Katori’s play The Mountaintop, premiering at Theatre503 in 2009, transferred to the West End and won the Olivier Award for Best New Play in 2010. The Mountaintop later opened on Broadway in October 2011 to critical acclaim. Katori’s other works include the award-winning Hurt Village, which is currently in development as a feature film, Hoodoo Love, Saturday Night/Sunday Morning, WHADDABLOODCLOT!!!, Our Lady of Kibeho, Purple is the Colour of Mourning, and The Blood Quilt.
In addition to her Laurence Olivier Award, Katori’s other awards include a Susan Smith Blackburn Award, Lark Play Development Center Playwrights of New York (PONY) Fellowship, two Lecompte du Nouy Prizes from Lincoln Center, Fellowship of Southern Writers Bryan Family Award in Drama, NYFA Fellowship, the Columbia University John Jay Award for Distinguished Professional Achievement, National Black Theatre’s August Wilson Playwriting Award, and the Lorraine Hansberry Playwriting Award.

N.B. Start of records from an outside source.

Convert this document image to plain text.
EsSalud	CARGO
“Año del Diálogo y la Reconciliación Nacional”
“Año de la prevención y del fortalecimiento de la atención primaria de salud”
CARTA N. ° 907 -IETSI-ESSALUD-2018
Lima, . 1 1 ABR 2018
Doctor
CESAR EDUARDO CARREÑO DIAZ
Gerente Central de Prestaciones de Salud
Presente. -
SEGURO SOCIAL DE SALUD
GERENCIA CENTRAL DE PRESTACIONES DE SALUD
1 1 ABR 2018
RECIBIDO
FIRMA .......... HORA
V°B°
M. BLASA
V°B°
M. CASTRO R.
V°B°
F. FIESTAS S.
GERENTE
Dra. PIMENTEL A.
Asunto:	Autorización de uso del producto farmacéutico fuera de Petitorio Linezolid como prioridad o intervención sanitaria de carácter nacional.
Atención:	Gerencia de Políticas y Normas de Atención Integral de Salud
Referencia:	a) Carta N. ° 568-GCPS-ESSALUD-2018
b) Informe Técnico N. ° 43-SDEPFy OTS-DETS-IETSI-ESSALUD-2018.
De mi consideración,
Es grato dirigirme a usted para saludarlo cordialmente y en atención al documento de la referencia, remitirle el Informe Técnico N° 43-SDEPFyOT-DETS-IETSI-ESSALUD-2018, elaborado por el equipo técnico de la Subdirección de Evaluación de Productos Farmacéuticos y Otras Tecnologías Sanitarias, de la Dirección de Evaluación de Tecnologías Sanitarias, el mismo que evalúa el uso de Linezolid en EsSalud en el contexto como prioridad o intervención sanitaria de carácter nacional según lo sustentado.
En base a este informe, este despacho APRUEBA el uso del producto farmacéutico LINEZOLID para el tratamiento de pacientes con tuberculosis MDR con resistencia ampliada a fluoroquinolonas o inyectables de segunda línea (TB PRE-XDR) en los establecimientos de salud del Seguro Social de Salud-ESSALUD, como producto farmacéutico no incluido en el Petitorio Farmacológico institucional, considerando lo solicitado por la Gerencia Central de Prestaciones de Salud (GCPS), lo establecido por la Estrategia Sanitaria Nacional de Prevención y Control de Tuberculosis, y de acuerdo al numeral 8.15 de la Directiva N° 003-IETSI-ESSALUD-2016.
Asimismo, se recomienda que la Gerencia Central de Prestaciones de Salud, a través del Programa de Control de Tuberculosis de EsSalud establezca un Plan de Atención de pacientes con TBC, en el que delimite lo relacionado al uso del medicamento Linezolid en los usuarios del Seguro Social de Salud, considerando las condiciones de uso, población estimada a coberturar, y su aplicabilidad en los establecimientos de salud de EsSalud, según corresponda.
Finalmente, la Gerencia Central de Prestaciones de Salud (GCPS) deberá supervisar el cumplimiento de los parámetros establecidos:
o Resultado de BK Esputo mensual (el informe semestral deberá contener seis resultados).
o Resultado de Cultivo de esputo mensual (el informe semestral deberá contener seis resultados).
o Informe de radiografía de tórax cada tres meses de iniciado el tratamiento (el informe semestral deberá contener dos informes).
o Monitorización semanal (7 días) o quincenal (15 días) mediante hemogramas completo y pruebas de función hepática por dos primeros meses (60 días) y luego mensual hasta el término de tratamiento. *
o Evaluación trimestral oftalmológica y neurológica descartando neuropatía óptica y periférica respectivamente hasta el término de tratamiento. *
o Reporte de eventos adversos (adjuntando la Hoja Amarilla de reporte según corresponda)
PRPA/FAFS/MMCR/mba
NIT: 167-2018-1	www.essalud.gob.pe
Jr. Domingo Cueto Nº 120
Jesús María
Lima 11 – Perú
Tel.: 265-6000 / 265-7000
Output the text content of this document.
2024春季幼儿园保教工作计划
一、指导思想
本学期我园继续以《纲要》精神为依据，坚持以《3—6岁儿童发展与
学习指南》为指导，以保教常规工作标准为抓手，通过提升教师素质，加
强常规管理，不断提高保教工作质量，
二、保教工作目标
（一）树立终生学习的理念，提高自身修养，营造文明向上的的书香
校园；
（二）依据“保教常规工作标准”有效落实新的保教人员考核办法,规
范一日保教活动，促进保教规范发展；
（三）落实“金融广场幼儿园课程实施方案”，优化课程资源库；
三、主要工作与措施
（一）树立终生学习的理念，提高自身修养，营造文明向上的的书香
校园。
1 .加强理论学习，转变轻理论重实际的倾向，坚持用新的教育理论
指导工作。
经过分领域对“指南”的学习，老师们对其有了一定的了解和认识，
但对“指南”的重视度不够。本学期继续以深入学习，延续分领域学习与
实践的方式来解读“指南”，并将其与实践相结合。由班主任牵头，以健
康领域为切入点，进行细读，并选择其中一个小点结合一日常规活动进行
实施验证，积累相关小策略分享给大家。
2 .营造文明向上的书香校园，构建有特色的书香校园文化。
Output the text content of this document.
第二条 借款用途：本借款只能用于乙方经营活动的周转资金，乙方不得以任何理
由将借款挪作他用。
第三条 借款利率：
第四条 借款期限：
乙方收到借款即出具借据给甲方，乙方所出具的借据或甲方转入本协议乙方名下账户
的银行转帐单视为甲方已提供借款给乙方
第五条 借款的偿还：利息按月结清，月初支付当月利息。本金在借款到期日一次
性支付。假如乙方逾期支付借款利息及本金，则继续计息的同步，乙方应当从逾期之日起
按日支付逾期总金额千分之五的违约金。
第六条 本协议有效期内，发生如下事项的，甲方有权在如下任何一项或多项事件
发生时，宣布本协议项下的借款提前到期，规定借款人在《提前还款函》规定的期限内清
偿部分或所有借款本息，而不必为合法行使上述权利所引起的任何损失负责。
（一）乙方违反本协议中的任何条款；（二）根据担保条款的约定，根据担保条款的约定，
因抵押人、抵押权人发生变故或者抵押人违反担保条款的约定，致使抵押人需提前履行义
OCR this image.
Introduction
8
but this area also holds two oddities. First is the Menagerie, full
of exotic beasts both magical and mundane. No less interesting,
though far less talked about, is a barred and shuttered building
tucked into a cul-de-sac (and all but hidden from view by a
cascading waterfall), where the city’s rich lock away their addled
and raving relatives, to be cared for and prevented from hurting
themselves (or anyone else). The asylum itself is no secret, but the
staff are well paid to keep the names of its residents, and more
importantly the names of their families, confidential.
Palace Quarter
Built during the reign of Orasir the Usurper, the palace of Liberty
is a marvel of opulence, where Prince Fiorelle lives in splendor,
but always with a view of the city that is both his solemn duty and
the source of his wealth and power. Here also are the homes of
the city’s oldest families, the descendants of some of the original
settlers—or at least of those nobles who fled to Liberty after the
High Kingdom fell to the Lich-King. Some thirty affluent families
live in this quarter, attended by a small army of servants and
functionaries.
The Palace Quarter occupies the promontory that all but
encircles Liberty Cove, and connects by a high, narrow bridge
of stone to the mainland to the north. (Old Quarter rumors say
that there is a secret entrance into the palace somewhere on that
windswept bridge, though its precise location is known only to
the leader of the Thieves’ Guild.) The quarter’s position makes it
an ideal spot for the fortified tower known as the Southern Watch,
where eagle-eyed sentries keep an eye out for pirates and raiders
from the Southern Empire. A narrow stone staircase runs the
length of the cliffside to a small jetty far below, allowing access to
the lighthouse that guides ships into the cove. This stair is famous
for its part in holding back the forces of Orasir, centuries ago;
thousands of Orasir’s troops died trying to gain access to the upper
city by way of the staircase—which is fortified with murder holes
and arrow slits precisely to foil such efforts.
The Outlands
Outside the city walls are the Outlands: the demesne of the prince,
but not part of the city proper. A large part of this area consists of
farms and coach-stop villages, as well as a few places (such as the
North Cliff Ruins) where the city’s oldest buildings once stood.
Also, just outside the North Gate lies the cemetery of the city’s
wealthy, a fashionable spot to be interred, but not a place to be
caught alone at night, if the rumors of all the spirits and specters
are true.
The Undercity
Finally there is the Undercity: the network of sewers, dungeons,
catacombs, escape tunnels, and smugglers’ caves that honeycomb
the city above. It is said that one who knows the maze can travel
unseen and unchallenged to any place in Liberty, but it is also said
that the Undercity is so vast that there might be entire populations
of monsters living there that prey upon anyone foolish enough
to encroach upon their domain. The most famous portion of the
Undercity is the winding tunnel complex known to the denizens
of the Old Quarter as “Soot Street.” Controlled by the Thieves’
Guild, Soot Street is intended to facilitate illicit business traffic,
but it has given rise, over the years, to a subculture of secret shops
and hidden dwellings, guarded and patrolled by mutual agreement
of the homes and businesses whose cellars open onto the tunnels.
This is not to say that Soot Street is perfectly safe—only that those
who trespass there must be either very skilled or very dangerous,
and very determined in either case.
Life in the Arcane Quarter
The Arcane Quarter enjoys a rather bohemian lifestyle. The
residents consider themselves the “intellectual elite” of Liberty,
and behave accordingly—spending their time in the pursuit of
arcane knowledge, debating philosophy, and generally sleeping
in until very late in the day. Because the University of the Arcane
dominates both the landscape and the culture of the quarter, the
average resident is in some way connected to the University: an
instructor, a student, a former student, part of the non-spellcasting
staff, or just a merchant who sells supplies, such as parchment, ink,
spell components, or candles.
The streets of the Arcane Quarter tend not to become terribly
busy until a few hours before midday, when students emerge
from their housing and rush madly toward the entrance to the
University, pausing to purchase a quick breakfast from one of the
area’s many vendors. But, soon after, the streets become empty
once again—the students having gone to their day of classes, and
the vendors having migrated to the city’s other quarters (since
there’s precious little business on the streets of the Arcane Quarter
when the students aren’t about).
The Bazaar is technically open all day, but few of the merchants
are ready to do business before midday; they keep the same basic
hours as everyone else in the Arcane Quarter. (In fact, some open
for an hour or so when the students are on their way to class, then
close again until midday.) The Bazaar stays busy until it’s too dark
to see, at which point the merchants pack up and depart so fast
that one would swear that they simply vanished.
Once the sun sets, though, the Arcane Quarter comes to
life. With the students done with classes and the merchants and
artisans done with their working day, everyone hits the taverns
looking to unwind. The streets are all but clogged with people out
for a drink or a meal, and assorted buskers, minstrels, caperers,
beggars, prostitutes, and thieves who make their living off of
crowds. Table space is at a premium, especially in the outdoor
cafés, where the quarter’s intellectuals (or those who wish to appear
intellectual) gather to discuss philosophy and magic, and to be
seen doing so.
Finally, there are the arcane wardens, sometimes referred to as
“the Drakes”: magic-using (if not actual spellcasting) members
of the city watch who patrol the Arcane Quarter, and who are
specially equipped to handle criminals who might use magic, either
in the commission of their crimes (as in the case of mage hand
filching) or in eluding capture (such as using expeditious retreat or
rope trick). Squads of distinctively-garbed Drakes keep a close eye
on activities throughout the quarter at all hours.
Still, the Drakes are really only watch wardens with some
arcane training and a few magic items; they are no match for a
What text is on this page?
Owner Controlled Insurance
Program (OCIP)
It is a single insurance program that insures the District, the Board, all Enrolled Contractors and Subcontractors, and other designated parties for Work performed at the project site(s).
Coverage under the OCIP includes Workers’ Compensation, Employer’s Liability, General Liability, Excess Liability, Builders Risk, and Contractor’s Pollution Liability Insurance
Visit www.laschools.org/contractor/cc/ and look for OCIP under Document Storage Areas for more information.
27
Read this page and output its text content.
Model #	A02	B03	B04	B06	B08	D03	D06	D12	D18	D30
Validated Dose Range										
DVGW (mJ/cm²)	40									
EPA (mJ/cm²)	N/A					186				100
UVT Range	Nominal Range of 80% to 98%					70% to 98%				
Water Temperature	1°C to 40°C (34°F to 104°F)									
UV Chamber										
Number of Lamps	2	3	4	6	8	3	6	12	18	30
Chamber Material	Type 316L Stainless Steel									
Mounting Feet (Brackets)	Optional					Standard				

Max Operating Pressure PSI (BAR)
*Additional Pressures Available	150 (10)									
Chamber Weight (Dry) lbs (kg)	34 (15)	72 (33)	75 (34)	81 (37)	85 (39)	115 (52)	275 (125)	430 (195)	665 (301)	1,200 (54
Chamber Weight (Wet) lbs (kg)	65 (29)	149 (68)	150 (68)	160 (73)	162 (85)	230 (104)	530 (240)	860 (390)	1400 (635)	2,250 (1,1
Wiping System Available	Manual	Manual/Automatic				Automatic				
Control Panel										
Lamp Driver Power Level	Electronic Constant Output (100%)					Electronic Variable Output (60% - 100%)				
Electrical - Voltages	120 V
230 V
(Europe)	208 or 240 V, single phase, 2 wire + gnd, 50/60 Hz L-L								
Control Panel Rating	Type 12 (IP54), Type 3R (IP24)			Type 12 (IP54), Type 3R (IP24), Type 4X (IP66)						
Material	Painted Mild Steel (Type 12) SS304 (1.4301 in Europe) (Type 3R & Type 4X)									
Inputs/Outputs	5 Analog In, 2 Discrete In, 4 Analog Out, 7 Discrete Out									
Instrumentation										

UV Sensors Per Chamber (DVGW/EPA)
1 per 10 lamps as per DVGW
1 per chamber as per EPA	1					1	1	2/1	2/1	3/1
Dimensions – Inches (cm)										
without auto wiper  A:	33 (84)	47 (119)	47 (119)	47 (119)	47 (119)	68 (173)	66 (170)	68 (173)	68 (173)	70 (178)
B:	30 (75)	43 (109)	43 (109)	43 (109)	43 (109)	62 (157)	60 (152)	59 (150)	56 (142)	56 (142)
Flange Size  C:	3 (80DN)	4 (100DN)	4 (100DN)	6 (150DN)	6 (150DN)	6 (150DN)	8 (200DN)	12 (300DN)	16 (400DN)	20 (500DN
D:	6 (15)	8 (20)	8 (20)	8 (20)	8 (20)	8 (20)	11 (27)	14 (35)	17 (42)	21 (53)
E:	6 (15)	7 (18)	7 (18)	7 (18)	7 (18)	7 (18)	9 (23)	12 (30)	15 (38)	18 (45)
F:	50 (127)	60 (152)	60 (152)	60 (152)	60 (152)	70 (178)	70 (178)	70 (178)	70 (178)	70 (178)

Katori is an alumnus of the Sundance Episodic Lab’s inaugural class, as well as the Sundance Screenwriting Lab. She also participated in Ryan Murphy’s Half Foundation Directing Program and directed the award-winning short, ARKABUTLA.
SYNOPSIS
Down deep in the Mississippi Delta lies an oasis of grit and glitter in a rough patch of human existence where beauty can be hard to find. This southern-fried, hour-long drama tells the kaleidoscopic story of a little-strip-club-that-could and the big characters who come through its doors—the hopeful, the lost, the broken, the ballers, the beautiful, and the damned. Trap music meets film noir in this lyrical and atmospheric series that dares to ask what happens when small-town folk dream beyond the boundaries of the Piggly Wiggly and the pawnshop.